Reverting Changes in Git
We covered reverting changes in the section on git-merge, but let’s dip another toe in and learn even more about it.
First, let’s review some facts about
git-revert and then jump into using it.
When we use
git-revert it doesn’t remove the commit you are reverting from the repository history. Instead,
git-revert undoes the changes and creates a new commit with those changes undone.
By not removing the commit, your history of changes is preserved. As you saw when we reverted a revert earlier, this is important. We want everything we’ve done to be fully documented in case we ever have to understand what happened in the history of a repository.
So a “revert” undoes the data changes, but it’s very much not an “undo” in the sense that it doesn’t undo the effects of a commit on the repository history.
So if you think of “revert” as “undo”, then you’re going to always miss this part of reverts. Yes, it undoes the data, but no, it doesn’t undo history.
Using git-revert is very helpful when working on public or shared repositories because no one is caught by surprise by disappearing commits, which is major faux pas when collaborating on coding projects.
Preparing for a Revert #
The first thing we want to do before we start reverting any changes is to make sure our working tree is clean and clear of modified files and uncommitted changes.
If there are changes we need to either commit them or stash them and then apply the stash later when we’re done reverting. Which one we choose really depends on the situation.
Options for Reverting #
We have a few options for how we can revert changes in our repository. The most basic way to is to revert the last commit made.
$ git revert HEAD
We can also specify the commit we want to revert:
$ git revert 4189c8d4
When the revert happens, Git automatically creates a new commit that undoes the changes of the commit we are reverting. We can tell Git not to create the commit but just stage the changes that undo that commit by using the
$ git revert --no-commit 4189c8d4
We can also specify a number of commits back before HEAD to revert, without specifying the actual commit hash.
git revert HEAD~2
This will revert the changes in the third last commit — HEAD + 2 — and create a commit undoing those changes.
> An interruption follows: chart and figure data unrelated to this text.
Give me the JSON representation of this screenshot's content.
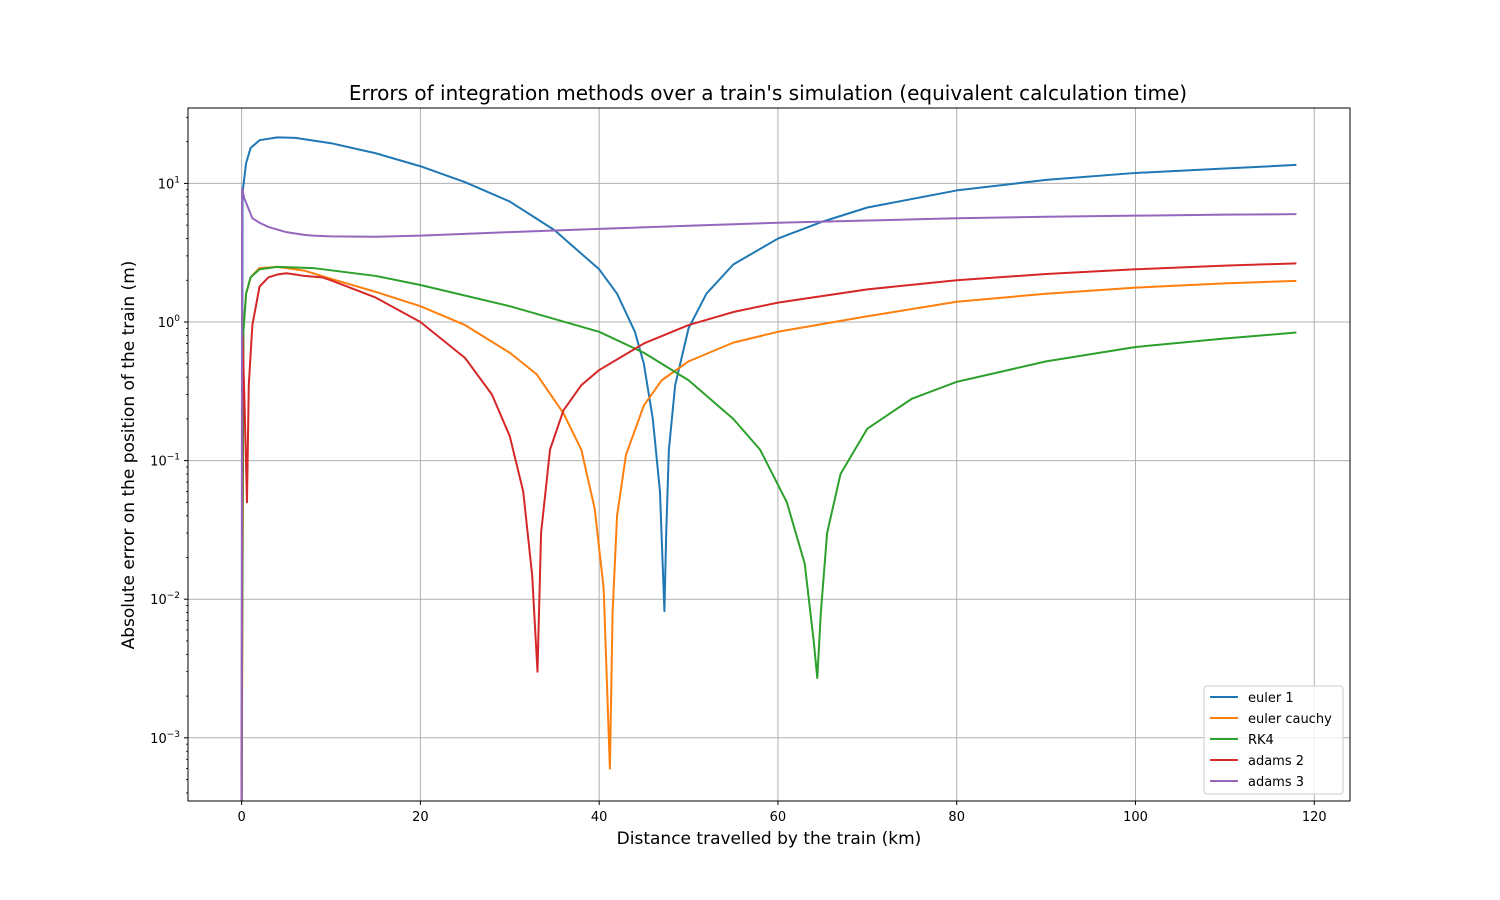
{
  "chart_data": {
    "type": "line",
    "title": "Errors of integration methods over a train's simulation (equivalent calculation time)",
    "xlabel": "Distance travelled by the train (km)",
    "ylabel": "Absolute error on the position of the train (m)",
    "xlim": [
      -6,
      124
    ],
    "ylim": [
      0.00035,
      35
    ],
    "yscale": "log",
    "x_ticks": [
      0,
      20,
      40,
      60,
      80,
      100,
      120
    ],
    "y_ticks": [
      0.001,
      0.01,
      0.1,
      1,
      10
    ],
    "y_tick_labels": [
      {
        "base": "10",
        "exp": "−3"
      },
      {
        "base": "10",
        "exp": "−2"
      },
      {
        "base": "10",
        "exp": "−1"
      },
      {
        "base": "10",
        "exp": "0"
      },
      {
        "base": "10",
        "exp": "1"
      }
    ],
    "grid": true,
    "legend_position": "lower-right",
    "series": [
      {
        "name": "euler 1",
        "color": "#1f77b4",
        "points": [
          [
            0,
            0.00035
          ],
          [
            0.1,
            8.5
          ],
          [
            0.5,
            14
          ],
          [
            1,
            18
          ],
          [
            2,
            20.5
          ],
          [
            4,
            21.5
          ],
          [
            6,
            21.3
          ],
          [
            10,
            19.5
          ],
          [
            15,
            16.5
          ],
          [
            20,
            13.3
          ],
          [
            25,
            10.2
          ],
          [
            30,
            7.4
          ],
          [
            35,
            4.6
          ],
          [
            40,
            2.4
          ],
          [
            42,
            1.6
          ],
          [
            44,
            0.85
          ],
          [
            45,
            0.5
          ],
          [
            46,
            0.2
          ],
          [
            46.8,
            0.06
          ],
          [
            47.3,
            0.0082
          ],
          [
            47.5,
            0.03
          ],
          [
            47.8,
            0.12
          ],
          [
            48.5,
            0.35
          ],
          [
            50,
            0.9
          ],
          [
            52,
            1.6
          ],
          [
            55,
            2.6
          ],
          [
            60,
            4.0
          ],
          [
            65,
            5.3
          ],
          [
            70,
            6.7
          ],
          [
            80,
            8.9
          ],
          [
            90,
            10.6
          ],
          [
            100,
            11.9
          ],
          [
            110,
            12.8
          ],
          [
            118,
            13.6
          ]
        ]
      },
      {
        "name": "euler cauchy",
        "color": "#ff7f0e",
        "points": [
          [
            0,
            0.00035
          ],
          [
            0.2,
            0.9
          ],
          [
            0.5,
            1.6
          ],
          [
            1,
            2.1
          ],
          [
            2,
            2.45
          ],
          [
            4,
            2.5
          ],
          [
            7,
            2.35
          ],
          [
            10,
            2.05
          ],
          [
            15,
            1.65
          ],
          [
            20,
            1.3
          ],
          [
            25,
            0.95
          ],
          [
            30,
            0.6
          ],
          [
            33,
            0.42
          ],
          [
            36,
            0.22
          ],
          [
            38,
            0.12
          ],
          [
            39.5,
            0.045
          ],
          [
            40.5,
            0.012
          ],
          [
            41.2,
            0.0006
          ],
          [
            41.5,
            0.008
          ],
          [
            42,
            0.04
          ],
          [
            43,
            0.11
          ],
          [
            45,
            0.25
          ],
          [
            47,
            0.38
          ],
          [
            50,
            0.52
          ],
          [
            55,
            0.71
          ],
          [
            60,
            0.85
          ],
          [
            70,
            1.1
          ],
          [
            80,
            1.4
          ],
          [
            90,
            1.6
          ],
          [
            100,
            1.77
          ],
          [
            110,
            1.9
          ],
          [
            118,
            1.98
          ]
        ]
      },
      {
        "name": "RK4",
        "color": "#2ca02c",
        "points": [
          [
            0,
            0.00035
          ],
          [
            0.2,
            0.85
          ],
          [
            0.5,
            1.6
          ],
          [
            1,
            2.1
          ],
          [
            2,
            2.4
          ],
          [
            4,
            2.5
          ],
          [
            8,
            2.45
          ],
          [
            15,
            2.15
          ],
          [
            20,
            1.85
          ],
          [
            30,
            1.3
          ],
          [
            40,
            0.85
          ],
          [
            45,
            0.6
          ],
          [
            50,
            0.38
          ],
          [
            55,
            0.2
          ],
          [
            58,
            0.12
          ],
          [
            61,
            0.05
          ],
          [
            63,
            0.018
          ],
          [
            64,
            0.005
          ],
          [
            64.4,
            0.0027
          ],
          [
            64.8,
            0.008
          ],
          [
            65.5,
            0.03
          ],
          [
            67,
            0.08
          ],
          [
            70,
            0.17
          ],
          [
            75,
            0.28
          ],
          [
            80,
            0.37
          ],
          [
            90,
            0.52
          ],
          [
            100,
            0.66
          ],
          [
            110,
            0.76
          ],
          [
            118,
            0.84
          ]
        ]
      },
      {
        "name": "adams 2",
        "color": "#d62728",
        "points": [
          [
            0,
            0.00035
          ],
          [
            0.1,
            0.8
          ],
          [
            0.3,
            0.3
          ],
          [
            0.6,
            0.05
          ],
          [
            0.8,
            0.35
          ],
          [
            1.2,
            0.95
          ],
          [
            2,
            1.8
          ],
          [
            3,
            2.1
          ],
          [
            4,
            2.2
          ],
          [
            5,
            2.25
          ],
          [
            6,
            2.2
          ],
          [
            7,
            2.15
          ],
          [
            9,
            2.1
          ],
          [
            10,
            2.0
          ],
          [
            15,
            1.5
          ],
          [
            20,
            1.0
          ],
          [
            25,
            0.55
          ],
          [
            28,
            0.3
          ],
          [
            30,
            0.15
          ],
          [
            31.5,
            0.06
          ],
          [
            32.5,
            0.015
          ],
          [
            33.1,
            0.003
          ],
          [
            33.5,
            0.03
          ],
          [
            34.5,
            0.12
          ],
          [
            36,
            0.23
          ],
          [
            38,
            0.35
          ],
          [
            40,
            0.45
          ],
          [
            45,
            0.7
          ],
          [
            50,
            0.95
          ],
          [
            55,
            1.18
          ],
          [
            60,
            1.38
          ],
          [
            70,
            1.72
          ],
          [
            80,
            2.0
          ],
          [
            90,
            2.22
          ],
          [
            100,
            2.4
          ],
          [
            110,
            2.55
          ],
          [
            118,
            2.65
          ]
        ]
      },
      {
        "name": "adams 3",
        "color": "#9467bd",
        "points": [
          [
            0,
            0.00035
          ],
          [
            0.05,
            9.2
          ],
          [
            0.3,
            7.8
          ],
          [
            0.8,
            6.5
          ],
          [
            1.2,
            5.6
          ],
          [
            2,
            5.2
          ],
          [
            3,
            4.85
          ],
          [
            5,
            4.45
          ],
          [
            6,
            4.35
          ],
          [
            7,
            4.25
          ],
          [
            8,
            4.2
          ],
          [
            10,
            4.15
          ],
          [
            15,
            4.12
          ],
          [
            20,
            4.2
          ],
          [
            30,
            4.45
          ],
          [
            40,
            4.7
          ],
          [
            50,
            4.95
          ],
          [
            60,
            5.2
          ],
          [
            70,
            5.4
          ],
          [
            80,
            5.6
          ],
          [
            90,
            5.75
          ],
          [
            100,
            5.85
          ],
          [
            110,
            5.95
          ],
          [
            118,
            6.0
          ]
        ]
      }
    ]
  }
}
Be careful using this one because you’re not specifying a commit hash and there’s a chance you could miscount and reset the incorrect commit (but since all reverts are commit objects, we can revert a revert!).
If you have more than one commit range to revert (uh oh someone is in trouble if that happens!), you can do that using this syntax:
git revert my_feature_branch~5..my_feature_branch~2
This will revert the changes in the
my_feature_branch from the fifth last commit to the third last commit, including those fifth last and third last commits. This version of the command, however, does not automatically create a commit undoing those changes. It only changes the working tree and index.